What impact do you hope the project will have, in Oxford and further afield?

I hope the public EV superhub will encourage more people to purchase electric vehicles. A lot of Oxford residents don’t have off-street parking so it will provide a base for them to go to. The private wire is also amazing because it provides such a large electricity capacity which we know is one of the issues with the grid, and that is going to allow Oxford’s bus companies to look at electrification at a sensible cost.

What changes are you hoping to see over the next decade?

More than anything I would like to see focussed long-term, cross-party government support and funding for sustainable solutions. It’s a shift that means government making the right choice for the environment in almost all the decisions that it makes and investing in a really focussed strategy.

What do you think are the biggest challenges we need to overcome?

The biggest challenge is funding, combined with a focussed long-term strategy, and then alongside that comes industry knowledge and technical expertise. Technology is moving so fast it can be difficult to find people with the skills and expertise to make the changes we need. On the flip side coming out of Covid-19 everybody is looking at the climate emergency and trying to focus on a greener future. Lots of countries have already made some really positives changes and I’m hoping that we’ll follow and do the same.

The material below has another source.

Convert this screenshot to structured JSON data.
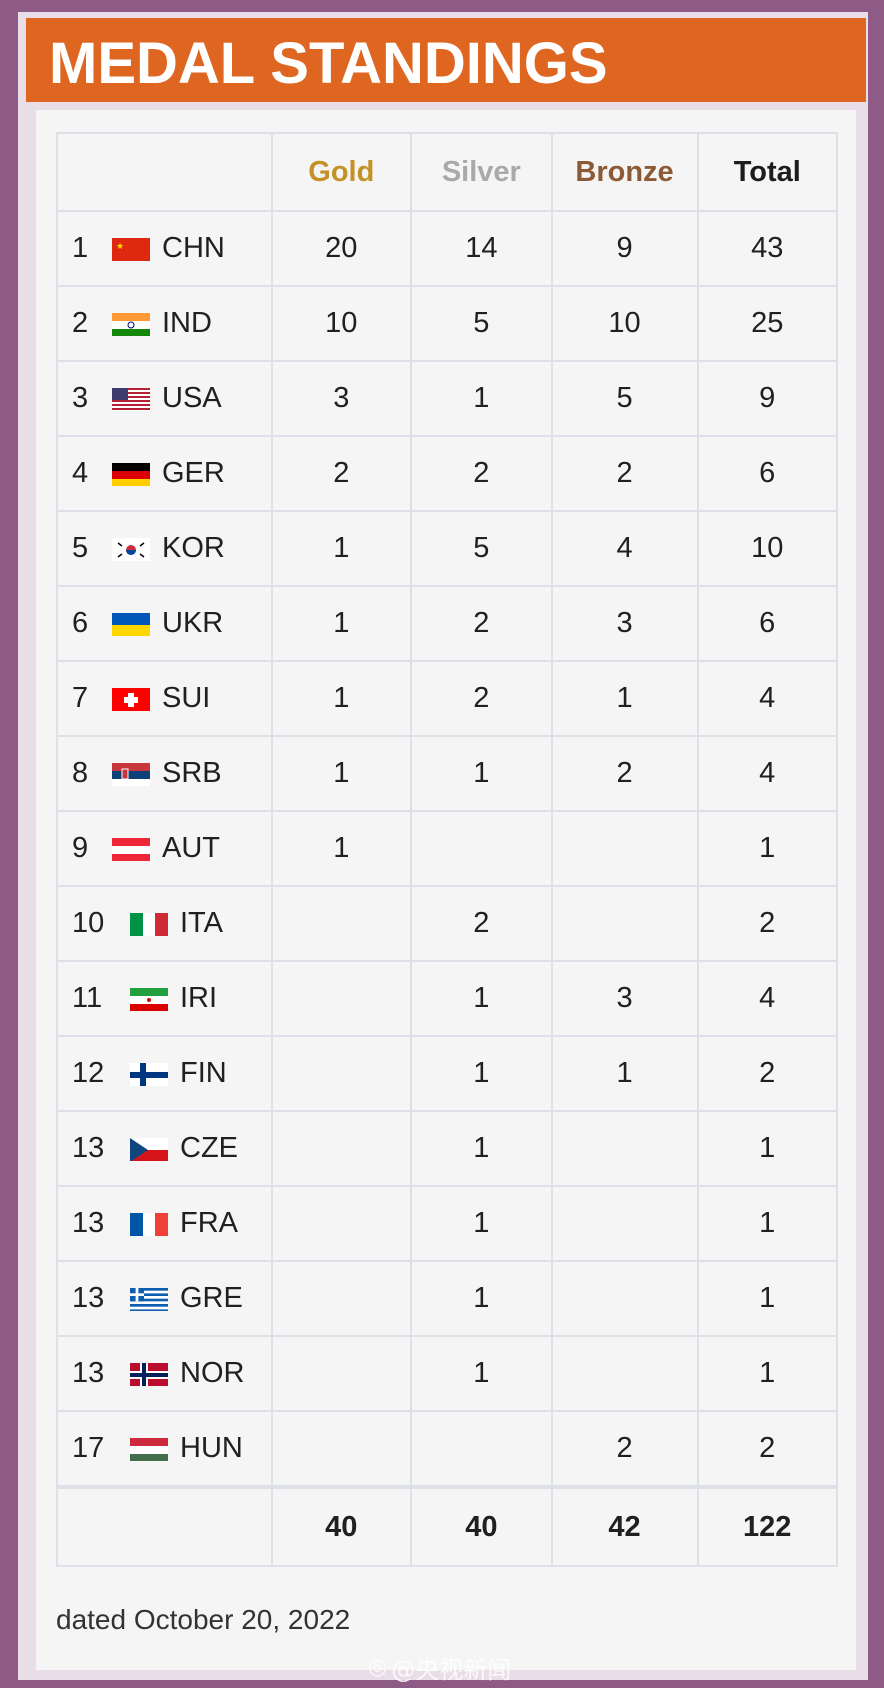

How has Covid-19 impacted the work of you and your team?

The team that I work in covers a multitude of different areas, but on ESO we’ve been incredibly busy. Our supply chain has been slightly delayed as you might expect. But one of the brilliant things about ESO is the team is very strong and professional. They’ve worked really hard to mitigate the challenges and find solutions and we’re hoping that the impact will be no more than three months.

What has helped you to cope with lockdown?

My tips are lots of cycling, anything that makes you laugh – so for me that’s Gogglebox and some silly things – gardening, learning how to mosaic, and most importantly, noise-cancelling headphones!